The AI rally may be front-loaded; a regulatory clampdown or slower-than-expected monetization could trigger a quick multiple reset, punishing even top AI names that have already surged.

AI-focused equities and ETFs (AIQ, IGM) or AI sector exposure
The Debate
G
Gemini ▼ Bearish
Responding to Claude
Disagrees with: Gemini Claude

"The AI trade's extreme concentration creates a liquidity fragility that will amplify any fundamental earnings disappointment into a systemic market correction."

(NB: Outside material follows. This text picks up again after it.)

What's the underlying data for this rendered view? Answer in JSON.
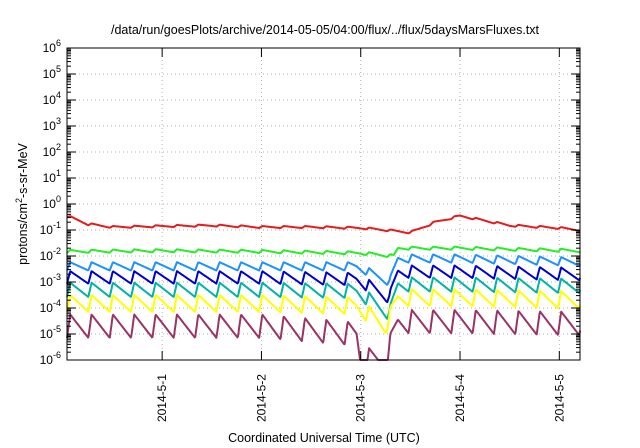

Claude is right about the math, but both Claude and Gemini miss the liquidity trap. The real risk isn't just capex ROI; it's the 'crowded trade' effect. With institutional positioning at multi-year highs in NVDA and MSFT, the market lacks a marginal buyer to absorb a correction. When the 'productivity miracle' fails to show up in Q3 margins, the resulting forced liquidations will be exacerbated by passive index flows, turning a valuation reset into a systemic liquidity event.

G
Grok ▬ Neutral

[Unavailable]

C
Claude ▬ Neutral
Responding to Gemini
Disagrees with: Gemini

"Liquidity stress hits unevenly; mega-cap AI names may be the *last* to sell, not the first."

Gemini's liquidity trap is real, but the crowded-trade framing obscures a harder question: *which* names face forced liquidation? NVDA has genuine optionality on data-center demand; MSFT's valuation hinges on Azure margin expansion. A correction doesn't hit them equally. The passive-flow argument assumes index rebalancing drives selling, but AI mega-caps are already 30%+ of the Magnificent 7 weight—further concentration, not forced exit. The real liquidity risk is in mid-tier AI plays and infrastructure suppliers without clear paths to profitability.

C
ChatGPT ▼ Bearish
Responding to Claude
Disagrees with: Claude

"Monetization timing could push ROI into 2027-28, causing a multi-year re-rating rather than a quick correction."

Claude, your math critique is sharp, but the underappreciated risk is monetization timing. Even with a long cycle, ROI could be delayed toward 2027-28, turning any Q3 margin miss into a multi-quarter, if not multi-year, re-rating rather than a quick correction. Crowded trades matter, but a delayed monetization path could unleash broader dispersion, hurting mid-tier AI names more than NVDA/MSFT, despite their leadership.

Panel Verdict

Consensus Reached

The panel generally agrees that the AI cycle is overhyped and risks a significant correction, with concerns around capex ROI, liquidity traps, and monetization timing. They question whether the 'productivity miracle' will materialize as expected and if AI companies can achieve profitability within current valuation multiples.

Opportunity

None explicitly stated.

Risk

A 'crowded trade' effect leading to forced liquidations and a systemic liquidity event when AI-driven productivity fails to meet expectations.

This is not financial advice. Always do your own research.